Formales Zitieren ist sicher nicht die schönste Seite am wissenschaftlichen Schreiben. Aber man muss auch keine Angst davor haben. Mache Dich mit den von Deiner Uni geforderten Zitierregeln vertraut und wende sie von Anfang an an. Folgende Artikel können Dir dabei nützlich sein:

Mache nicht den Fehler, alles blind herunterzuschreiben, weil Du Deinen kreativen Flow nicht unterbrechen willst, und Dir vorzunehmen, es dann nachher mit Belegen zu unterfüttern: Das Kurzzeitgedächtnis ist äußerst trügerisch, was konkrete Seitenzahlen und Formulierungen angeht. Schreibe Deine Zitate in korrekter Form, entweder sofort, oder zumindest einmal nach jedem Absatz. Solltest Du Dir zum Schluss dennoch unsicher sein, ob Du alle Quellen auch wirklich richtig angegeben hast, kann sich eine professionelle Plagiatsprüfung oder ein wissenschaftliches Lektorat für Dich lohnen.

Ein paar Absätze machen eine Seite, ein paar Seiten ein Kapitel…

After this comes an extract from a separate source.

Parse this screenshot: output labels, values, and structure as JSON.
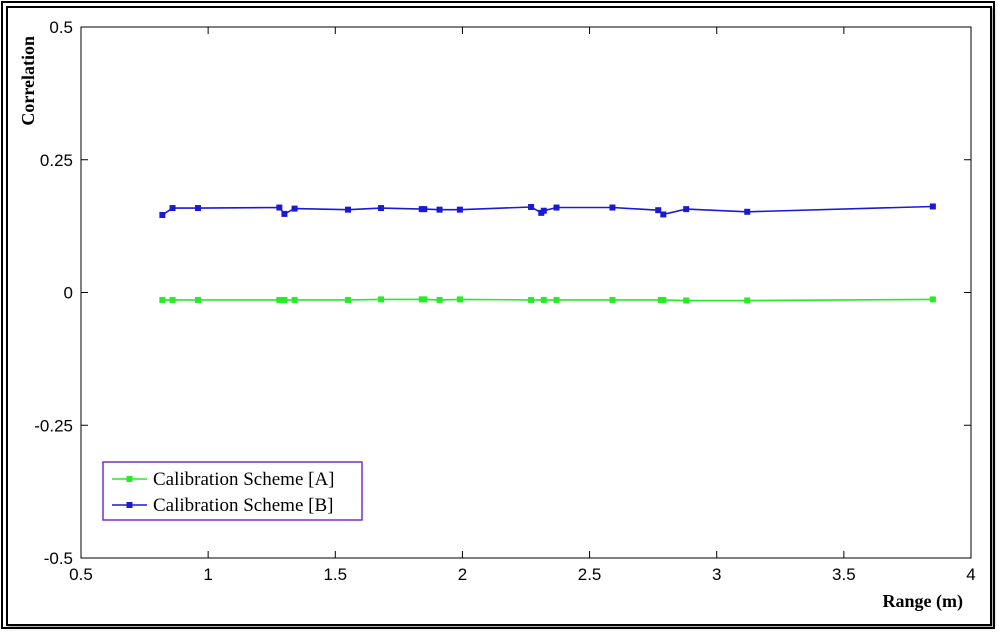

Wirre Gedanken lassen sich bezwingen, wenn Du Deine Masterarbeit in kleinen, inhaltlich abgeschlossenen Absätzen schreibst. Methodisches Vorgehen bei der Masterarbeit betrifft auch das Schreiben selbst, nicht nur die Prozesse drum herum.

Beispiel:
Der theoretische Hintergrund für Deine Lippenpflegearbeit sollte die Themen „Trends“, „Frauen“, „Marktpsychologie“ und „Werbebotschaften“ behandeln.
 
Der Unterpunkt „Frauen“ lässt sich in „Weibliche Rollenbilder“ und „Weibliches Konsumverhalten“ unterteilen.
Der spezielle Bereich „Weibliche Rollenbilder“ lässt sich gedanklich in „Celebrity-Vorbilder“, „Peers“ und „stereotype Rollenvorlagen“ unterteilen.
 
Der Gedanke, dass Rollenbilder Frauen in ihrer Selbstwahrnehmung beeinflussen, wird für alles drei separat als These aufgestellt, anhand der Fakten und Forschungsliteratur für jedes Teilgebiet extra begründet und am Ende als Ergebnis des Kapitels generell zusammengefasst. Im nächsten Kapitel „Weibliches Konsumverhalten“ zeigst Du, dass weibliche Selbstwahrnehmung das Konsumverhalten beeinflusst, wodurch für den Unterpunkt „Frauen“ gezeigt wäre, dass Frauen sich durch die Beeinflussung ihrer Rollenbilder zu speziellem Konsumverhalten motivieren lassen.

Methodisches Vorgehen zerlegt die Masterarbeit in kleine Teilstücke, sodass Du dich nicht in der Arbeit verlierst. Das spart Zeit und verbessert die Qualität des Werkes. Auch kreative Meisterleistungen profitieren von professioneller Methode!